Linux Challenge: Extreme Edition -- Creating a secure desktop for a working journalist atop FreeBSD

I've been using linux (and BSD, windows, OSX) for years. They work for what I need them to do, and I've formulated an environment that works well for me. Linux and FSF-Only environments are a lot like Veganism: no one cares, and the people participating are overwhelmingly pale, obnoxious dullards with a special brand of smugness that permeates them to their cores. I'm obnoxious, and pale six months of the year, but I try to leave the other things at the door. So: in a purely-spontaneous-and-not-motivated-by-forum-badges display of curiosity, I decided to get out of my comfort zone and try something new, in the spirit of the challenge.

a little over 22 months ago, I started to get bored of linux for productivity. My personal setup works well enough, but I'm not using my work machine for any intense computation or programming (I have a deep learning and ML rig for that) and it seemed to me that an opportunity had arisen -- an opportunity to do something I just hadn't gotten to for entirely too long.

I was going to build a secure BSD machine for my day-to-day work.

I had three main requirements:

  • does word processing and web browsing, manages email/RSS
  • is secure enough to comfortably communicate with sources
  • won't shit the bed on me or lose my data

I'll admit the going was rough at first, security and data retention were the easiest parts by a mile, but the UX on ghostBSD was horrendous at the time, OpenBSD felt like using a decade old system, and TrueOS didn't exist in the workable form it does today. I settled on a heavily customized installation of FreeBSD, and wrote an automated installer in case I ever had to use the nuclear option. Eventually I had a system that was passable as a daily driver, but it wasn't all cream puffs and rainbow enemas.

I was lucky Wi-fi worked at all (things are different now, mind you) but I could only interface with it via command line. Learning init, and purging all of what I now consider bad habits took far longer than I care to speculate on, and getting the GUI to work as intended was a chore. I learned a lot, but for a working journalist, it was time I probably could have used making a lot more money.

I've come back from this experience to tell you that things are different. Things are, in fact, much better.

A while back, I gave TrueOS a try, and it blew me away. It felt like installing any user-friendly linux distro or commercial operating system. It has an easy, stable WiFi GUI, setting up encrypted volumes on install is a breeze, the pkg audit command will immediately let you know if you have any vulnerable installed packages, and lumina is a joy to use and light as a feather.

Failed upgrade? no problem, just activate the previous boot environment and seamlessly roll back.

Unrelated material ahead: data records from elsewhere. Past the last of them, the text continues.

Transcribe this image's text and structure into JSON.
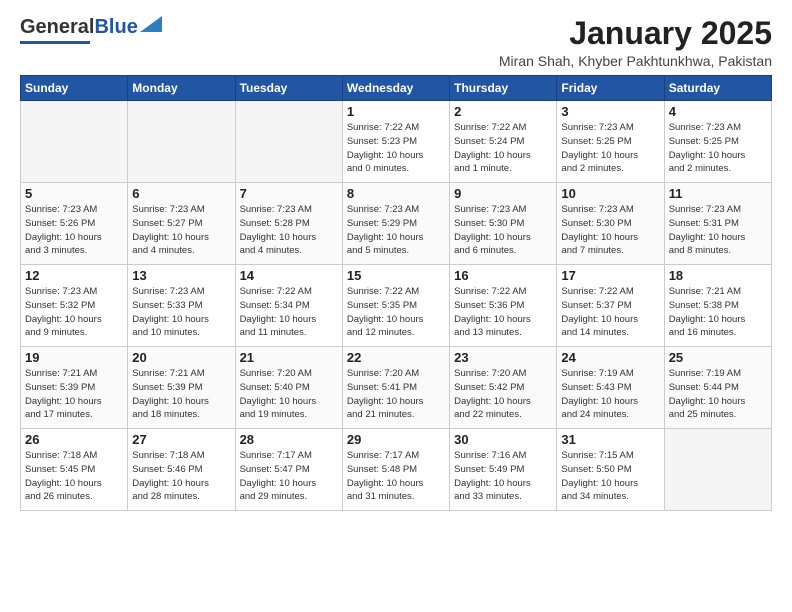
{
  "header": {
    "logo_general": "General",
    "logo_blue": "Blue",
    "title": "January 2025",
    "subtitle": "Miran Shah, Khyber Pakhtunkhwa, Pakistan"
  },
  "days_of_week": [
    "Sunday",
    "Monday",
    "Tuesday",
    "Wednesday",
    "Thursday",
    "Friday",
    "Saturday"
  ],
  "weeks": [
    [
      {
        "num": "",
        "info": ""
      },
      {
        "num": "",
        "info": ""
      },
      {
        "num": "",
        "info": ""
      },
      {
        "num": "1",
        "info": "Sunrise: 7:22 AM\nSunset: 5:23 PM\nDaylight: 10 hours\nand 0 minutes."
      },
      {
        "num": "2",
        "info": "Sunrise: 7:22 AM\nSunset: 5:24 PM\nDaylight: 10 hours\nand 1 minute."
      },
      {
        "num": "3",
        "info": "Sunrise: 7:23 AM\nSunset: 5:25 PM\nDaylight: 10 hours\nand 2 minutes."
      },
      {
        "num": "4",
        "info": "Sunrise: 7:23 AM\nSunset: 5:25 PM\nDaylight: 10 hours\nand 2 minutes."
      }
    ],
    [
      {
        "num": "5",
        "info": "Sunrise: 7:23 AM\nSunset: 5:26 PM\nDaylight: 10 hours\nand 3 minutes."
      },
      {
        "num": "6",
        "info": "Sunrise: 7:23 AM\nSunset: 5:27 PM\nDaylight: 10 hours\nand 4 minutes."
      },
      {
        "num": "7",
        "info": "Sunrise: 7:23 AM\nSunset: 5:28 PM\nDaylight: 10 hours\nand 4 minutes."
      },
      {
        "num": "8",
        "info": "Sunrise: 7:23 AM\nSunset: 5:29 PM\nDaylight: 10 hours\nand 5 minutes."
      },
      {
        "num": "9",
        "info": "Sunrise: 7:23 AM\nSunset: 5:30 PM\nDaylight: 10 hours\nand 6 minutes."
      },
      {
        "num": "10",
        "info": "Sunrise: 7:23 AM\nSunset: 5:30 PM\nDaylight: 10 hours\nand 7 minutes."
      },
      {
        "num": "11",
        "info": "Sunrise: 7:23 AM\nSunset: 5:31 PM\nDaylight: 10 hours\nand 8 minutes."
      }
    ],
    [
      {
        "num": "12",
        "info": "Sunrise: 7:23 AM\nSunset: 5:32 PM\nDaylight: 10 hours\nand 9 minutes."
      },
      {
        "num": "13",
        "info": "Sunrise: 7:23 AM\nSunset: 5:33 PM\nDaylight: 10 hours\nand 10 minutes."
      },
      {
        "num": "14",
        "info": "Sunrise: 7:22 AM\nSunset: 5:34 PM\nDaylight: 10 hours\nand 11 minutes."
      },
      {
        "num": "15",
        "info": "Sunrise: 7:22 AM\nSunset: 5:35 PM\nDaylight: 10 hours\nand 12 minutes."
      },
      {
        "num": "16",
        "info": "Sunrise: 7:22 AM\nSunset: 5:36 PM\nDaylight: 10 hours\nand 13 minutes."
      },
      {
        "num": "17",
        "info": "Sunrise: 7:22 AM\nSunset: 5:37 PM\nDaylight: 10 hours\nand 14 minutes."
      },
      {
        "num": "18",
        "info": "Sunrise: 7:21 AM\nSunset: 5:38 PM\nDaylight: 10 hours\nand 16 minutes."
      }
    ],
    [
      {
        "num": "19",
        "info": "Sunrise: 7:21 AM\nSunset: 5:39 PM\nDaylight: 10 hours\nand 17 minutes."
      },
      {
        "num": "20",
        "info": "Sunrise: 7:21 AM\nSunset: 5:39 PM\nDaylight: 10 hours\nand 18 minutes."
      },
      {
        "num": "21",
        "info": "Sunrise: 7:20 AM\nSunset: 5:40 PM\nDaylight: 10 hours\nand 19 minutes."
      },
      {
        "num": "22",
        "info": "Sunrise: 7:20 AM\nSunset: 5:41 PM\nDaylight: 10 hours\nand 21 minutes."
      },
      {
        "num": "23",
        "info": "Sunrise: 7:20 AM\nSunset: 5:42 PM\nDaylight: 10 hours\nand 22 minutes."
      },
      {
        "num": "24",
        "info": "Sunrise: 7:19 AM\nSunset: 5:43 PM\nDaylight: 10 hours\nand 24 minutes."
      },
      {
        "num": "25",
        "info": "Sunrise: 7:19 AM\nSunset: 5:44 PM\nDaylight: 10 hours\nand 25 minutes."
      }
    ],
    [
      {
        "num": "26",
        "info": "Sunrise: 7:18 AM\nSunset: 5:45 PM\nDaylight: 10 hours\nand 26 minutes."
      },
      {
        "num": "27",
        "info": "Sunrise: 7:18 AM\nSunset: 5:46 PM\nDaylight: 10 hours\nand 28 minutes."
      },
      {
        "num": "28",
        "info": "Sunrise: 7:17 AM\nSunset: 5:47 PM\nDaylight: 10 hours\nand 29 minutes."
      },
      {
        "num": "29",
        "info": "Sunrise: 7:17 AM\nSunset: 5:48 PM\nDaylight: 10 hours\nand 31 minutes."
      },
      {
        "num": "30",
        "info": "Sunrise: 7:16 AM\nSunset: 5:49 PM\nDaylight: 10 hours\nand 33 minutes."
      },
      {
        "num": "31",
        "info": "Sunrise: 7:15 AM\nSunset: 5:50 PM\nDaylight: 10 hours\nand 34 minutes."
      },
      {
        "num": "",
        "info": ""
      }
    ]
  ]
}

Problems? there's an active and committed community of people that aren't all rackspace-dwelling sysadmins with RTFM tattooed on their knuckles. Don't like systemd? I'm not sure that you can even run systemd on the OS anyway!

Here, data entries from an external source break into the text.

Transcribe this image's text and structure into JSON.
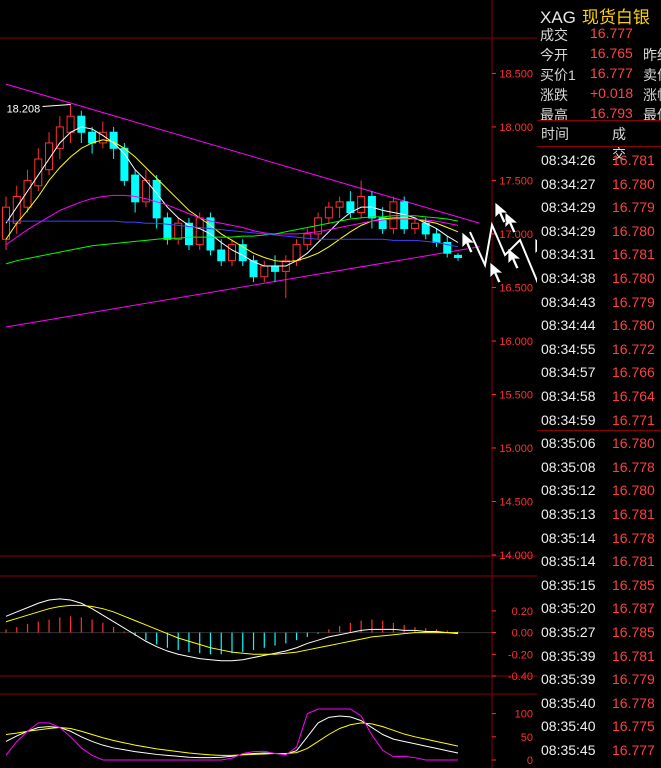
{
  "header": {
    "symbol": "XAG",
    "name": "现货白银"
  },
  "quote": [
    {
      "label": "成交",
      "value": "16.777",
      "label2": ""
    },
    {
      "label": "今开",
      "value": "16.765",
      "label2": "昨结"
    },
    {
      "label": "买价1",
      "value": "16.777",
      "label2": "卖价"
    },
    {
      "label": "涨跌",
      "value": "+0.018",
      "label2": "涨幅"
    },
    {
      "label": "最高",
      "value": "16.793",
      "label2": "最低"
    }
  ],
  "ticks_header": {
    "time": "时间",
    "price": "成交"
  },
  "ticks": [
    {
      "time": "08:34:26",
      "price": "16.781"
    },
    {
      "time": "08:34:27",
      "price": "16.780"
    },
    {
      "time": "08:34:29",
      "price": "16.779"
    },
    {
      "time": "08:34:29",
      "price": "16.780"
    },
    {
      "time": "08:34:31",
      "price": "16.781"
    },
    {
      "time": "08:34:38",
      "price": "16.780"
    },
    {
      "time": "08:34:43",
      "price": "16.779"
    },
    {
      "time": "08:34:44",
      "price": "16.780"
    },
    {
      "time": "08:34:55",
      "price": "16.772"
    },
    {
      "time": "08:34:57",
      "price": "16.766"
    },
    {
      "time": "08:34:58",
      "price": "16.764"
    },
    {
      "time": "08:34:59",
      "price": "16.771"
    },
    {
      "time": "08:35:06",
      "price": "16.780"
    },
    {
      "time": "08:35:08",
      "price": "16.778"
    },
    {
      "time": "08:35:12",
      "price": "16.780"
    },
    {
      "time": "08:35:13",
      "price": "16.781"
    },
    {
      "time": "08:35:14",
      "price": "16.778"
    },
    {
      "time": "08:35:14",
      "price": "16.781"
    },
    {
      "time": "08:35:15",
      "price": "16.785"
    },
    {
      "time": "08:35:20",
      "price": "16.787"
    },
    {
      "time": "08:35:27",
      "price": "16.785"
    },
    {
      "time": "08:35:39",
      "price": "16.781"
    },
    {
      "time": "08:35:39",
      "price": "16.779"
    },
    {
      "time": "08:35:40",
      "price": "16.778"
    },
    {
      "time": "08:35:40",
      "price": "16.775"
    },
    {
      "time": "08:35:45",
      "price": "16.777"
    }
  ],
  "colors": {
    "up": "#ff3030",
    "down": "#00ffff",
    "grid": "#8b0000",
    "axis_text": "#ff3030",
    "ma5": "#ffffff",
    "ma10": "#ffff00",
    "ma20": "#ff00ff",
    "ma30": "#00ff00",
    "ma60": "#4040ff",
    "trendline": "#ff00ff"
  },
  "chart_data": [
    {
      "type": "candlestick",
      "ylim": [
        14.0,
        18.7
      ],
      "yticks": [
        "18.500",
        "18.000",
        "17.500",
        "17.000",
        "16.500",
        "16.000",
        "15.500",
        "15.000",
        "14.500",
        "14.000"
      ],
      "annotation": "18.208",
      "candles": [
        [
          16.95,
          17.25,
          17.35,
          16.85
        ],
        [
          17.1,
          17.35,
          17.45,
          17.0
        ],
        [
          17.25,
          17.5,
          17.6,
          17.2
        ],
        [
          17.45,
          17.7,
          17.8,
          17.4
        ],
        [
          17.6,
          17.85,
          17.95,
          17.55
        ],
        [
          17.8,
          18.0,
          18.1,
          17.7
        ],
        [
          17.95,
          18.1,
          18.21,
          17.85
        ],
        [
          18.1,
          17.95,
          18.15,
          17.85
        ],
        [
          17.95,
          17.85,
          18.0,
          17.75
        ],
        [
          17.85,
          17.95,
          18.05,
          17.8
        ],
        [
          17.95,
          17.8,
          18.0,
          17.7
        ],
        [
          17.8,
          17.5,
          17.85,
          17.45
        ],
        [
          17.55,
          17.3,
          17.6,
          17.2
        ],
        [
          17.3,
          17.5,
          17.6,
          17.25
        ],
        [
          17.5,
          17.15,
          17.55,
          17.05
        ],
        [
          17.15,
          16.95,
          17.2,
          16.9
        ],
        [
          16.95,
          17.1,
          17.15,
          16.9
        ],
        [
          17.1,
          16.9,
          17.15,
          16.85
        ],
        [
          16.9,
          17.15,
          17.2,
          16.85
        ],
        [
          17.15,
          16.85,
          17.2,
          16.8
        ],
        [
          16.85,
          16.75,
          16.95,
          16.7
        ],
        [
          16.75,
          16.9,
          16.95,
          16.7
        ],
        [
          16.9,
          16.75,
          16.95,
          16.7
        ],
        [
          16.75,
          16.6,
          16.8,
          16.55
        ],
        [
          16.6,
          16.7,
          16.75,
          16.55
        ],
        [
          16.7,
          16.65,
          16.8,
          16.55
        ],
        [
          16.65,
          16.75,
          16.8,
          16.4
        ],
        [
          16.75,
          16.9,
          16.95,
          16.7
        ],
        [
          16.9,
          17.0,
          17.05,
          16.85
        ],
        [
          17.0,
          17.15,
          17.2,
          16.95
        ],
        [
          17.15,
          17.25,
          17.3,
          17.1
        ],
        [
          17.25,
          17.3,
          17.35,
          17.15
        ],
        [
          17.3,
          17.2,
          17.4,
          17.15
        ],
        [
          17.2,
          17.35,
          17.5,
          17.15
        ],
        [
          17.35,
          17.15,
          17.4,
          17.05
        ],
        [
          17.15,
          17.05,
          17.25,
          17.0
        ],
        [
          17.05,
          17.3,
          17.35,
          17.0
        ],
        [
          17.3,
          17.05,
          17.35,
          17.0
        ],
        [
          17.05,
          17.1,
          17.15,
          17.0
        ],
        [
          17.1,
          17.0,
          17.15,
          16.95
        ],
        [
          17.0,
          16.92,
          17.05,
          16.88
        ],
        [
          16.92,
          16.82,
          16.98,
          16.78
        ],
        [
          16.8,
          16.78,
          16.82,
          16.75
        ]
      ],
      "series": [
        {
          "name": "MA5",
          "values": [
            17.1,
            17.25,
            17.4,
            17.55,
            17.7,
            17.85,
            17.95,
            18.0,
            17.98,
            17.92,
            17.85,
            17.75,
            17.6,
            17.5,
            17.38,
            17.25,
            17.15,
            17.08,
            17.05,
            17.0,
            16.92,
            16.85,
            16.8,
            16.74,
            16.7,
            16.7,
            16.7,
            16.75,
            16.82,
            16.92,
            17.02,
            17.12,
            17.2,
            17.25,
            17.25,
            17.22,
            17.2,
            17.18,
            17.15,
            17.1,
            17.05,
            16.98,
            16.92
          ]
        },
        {
          "name": "MA10",
          "values": [
            16.95,
            17.1,
            17.22,
            17.35,
            17.5,
            17.62,
            17.72,
            17.8,
            17.85,
            17.88,
            17.86,
            17.8,
            17.72,
            17.62,
            17.52,
            17.42,
            17.32,
            17.22,
            17.15,
            17.08,
            17.0,
            16.94,
            16.88,
            16.82,
            16.78,
            16.75,
            16.74,
            16.75,
            16.78,
            16.82,
            16.88,
            16.95,
            17.02,
            17.08,
            17.12,
            17.14,
            17.15,
            17.15,
            17.14,
            17.12,
            17.1,
            17.06,
            17.02
          ]
        },
        {
          "name": "MA20",
          "values": [
            16.9,
            16.97,
            17.04,
            17.1,
            17.16,
            17.22,
            17.26,
            17.3,
            17.33,
            17.35,
            17.36,
            17.36,
            17.35,
            17.33,
            17.3,
            17.27,
            17.23,
            17.19,
            17.15,
            17.12,
            17.1,
            17.08,
            17.06,
            17.03,
            17.01,
            17.0,
            17.0,
            17.0,
            17.01,
            17.02,
            17.04,
            17.06,
            17.08,
            17.1,
            17.12,
            17.13,
            17.14,
            17.14,
            17.14,
            17.13,
            17.12,
            17.1,
            17.08
          ]
        },
        {
          "name": "MA30",
          "values": [
            16.72,
            16.75,
            16.77,
            16.79,
            16.81,
            16.83,
            16.85,
            16.87,
            16.89,
            16.9,
            16.91,
            16.92,
            16.93,
            16.94,
            16.95,
            16.96,
            16.96,
            16.97,
            16.97,
            16.97,
            16.97,
            16.97,
            16.98,
            16.98,
            16.99,
            17.0,
            17.02,
            17.04,
            17.06,
            17.08,
            17.1,
            17.12,
            17.14,
            17.15,
            17.16,
            17.16,
            17.17,
            17.17,
            17.17,
            17.16,
            17.15,
            17.14,
            17.12
          ]
        },
        {
          "name": "MA60",
          "values": [
            17.12,
            17.12,
            17.12,
            17.12,
            17.12,
            17.12,
            17.12,
            17.12,
            17.12,
            17.12,
            17.12,
            17.11,
            17.11,
            17.1,
            17.1,
            17.09,
            17.08,
            17.07,
            17.06,
            17.05,
            17.04,
            17.03,
            17.02,
            17.01,
            17.0,
            16.99,
            16.98,
            16.97,
            16.96,
            16.95,
            16.95,
            16.95,
            16.95,
            16.95,
            16.95,
            16.95,
            16.94,
            16.94,
            16.94,
            16.93,
            16.92,
            16.9,
            16.88
          ]
        }
      ],
      "trendlines": [
        {
          "from": [
            0,
            18.4
          ],
          "to": [
            44,
            17.1
          ]
        },
        {
          "from": [
            0,
            16.13
          ],
          "to": [
            44,
            16.88
          ]
        }
      ]
    },
    {
      "type": "macd",
      "ylim": [
        -0.4,
        0.3
      ],
      "yticks": [
        "0.20",
        "0.00",
        "-0.20",
        "-0.40"
      ],
      "bars": [
        0.03,
        0.05,
        0.08,
        0.1,
        0.12,
        0.14,
        0.15,
        0.14,
        0.12,
        0.09,
        0.05,
        0.01,
        -0.03,
        -0.07,
        -0.11,
        -0.14,
        -0.16,
        -0.18,
        -0.19,
        -0.2,
        -0.2,
        -0.19,
        -0.18,
        -0.16,
        -0.14,
        -0.12,
        -0.1,
        -0.07,
        -0.04,
        -0.01,
        0.03,
        0.06,
        0.09,
        0.11,
        0.12,
        0.11,
        0.09,
        0.07,
        0.05,
        0.04,
        0.03,
        0.02,
        0.01
      ],
      "series": [
        {
          "name": "DIF",
          "values": [
            0.15,
            0.19,
            0.23,
            0.27,
            0.3,
            0.31,
            0.3,
            0.27,
            0.22,
            0.16,
            0.1,
            0.04,
            -0.02,
            -0.08,
            -0.13,
            -0.17,
            -0.2,
            -0.22,
            -0.24,
            -0.25,
            -0.26,
            -0.26,
            -0.25,
            -0.23,
            -0.21,
            -0.19,
            -0.17,
            -0.14,
            -0.1,
            -0.07,
            -0.04,
            -0.02,
            0.0,
            0.02,
            0.03,
            0.03,
            0.03,
            0.02,
            0.02,
            0.01,
            0.01,
            0.0,
            -0.01
          ]
        },
        {
          "name": "DEA",
          "values": [
            0.1,
            0.13,
            0.16,
            0.19,
            0.22,
            0.24,
            0.25,
            0.25,
            0.24,
            0.22,
            0.19,
            0.15,
            0.11,
            0.07,
            0.03,
            -0.01,
            -0.05,
            -0.08,
            -0.11,
            -0.14,
            -0.16,
            -0.18,
            -0.19,
            -0.2,
            -0.2,
            -0.2,
            -0.19,
            -0.18,
            -0.16,
            -0.14,
            -0.12,
            -0.1,
            -0.08,
            -0.06,
            -0.04,
            -0.03,
            -0.02,
            -0.01,
            0.0,
            0.0,
            0.0,
            0.0,
            0.0
          ]
        }
      ]
    },
    {
      "type": "line",
      "ylim": [
        0,
        110
      ],
      "yticks": [
        "100",
        "50",
        "0"
      ],
      "series": [
        {
          "name": "K",
          "values": [
            40,
            52,
            62,
            70,
            72,
            70,
            62,
            50,
            40,
            32,
            26,
            22,
            18,
            15,
            12,
            10,
            8,
            6,
            5,
            5,
            6,
            8,
            12,
            14,
            15,
            14,
            13,
            20,
            50,
            80,
            92,
            95,
            93,
            85,
            70,
            55,
            45,
            40,
            35,
            30,
            25,
            20,
            15
          ]
        },
        {
          "name": "D",
          "values": [
            55,
            58,
            62,
            65,
            68,
            70,
            68,
            62,
            55,
            48,
            42,
            37,
            32,
            28,
            24,
            21,
            18,
            15,
            13,
            11,
            10,
            10,
            11,
            12,
            13,
            14,
            14,
            16,
            25,
            40,
            55,
            68,
            76,
            80,
            78,
            72,
            64,
            56,
            50,
            45,
            40,
            35,
            30
          ]
        },
        {
          "name": "J",
          "values": [
            10,
            40,
            62,
            80,
            80,
            70,
            50,
            26,
            10,
            0,
            0,
            0,
            0,
            0,
            0,
            0,
            0,
            0,
            0,
            0,
            0,
            4,
            14,
            18,
            19,
            14,
            11,
            28,
            100,
            110,
            110,
            110,
            110,
            95,
            54,
            21,
            7,
            8,
            5,
            0,
            0,
            0,
            0
          ]
        }
      ]
    }
  ]
}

Sure, setting up a secure system based on freebsd isn't that hard nowadays, but there's one out there that has a top-notch UX, and it's made the past few months run as well or better than any linux distro could out of the box.

As I come up on the second anniversary of making the switch, I thought it'd be nice to share the experience here. It's in the same spirit of trying something new, and while it isn't linux that I switched to, It think it fits the theme of the thread rather well.

Hope this finds someone well, or at least mildly entertains a few of you out there.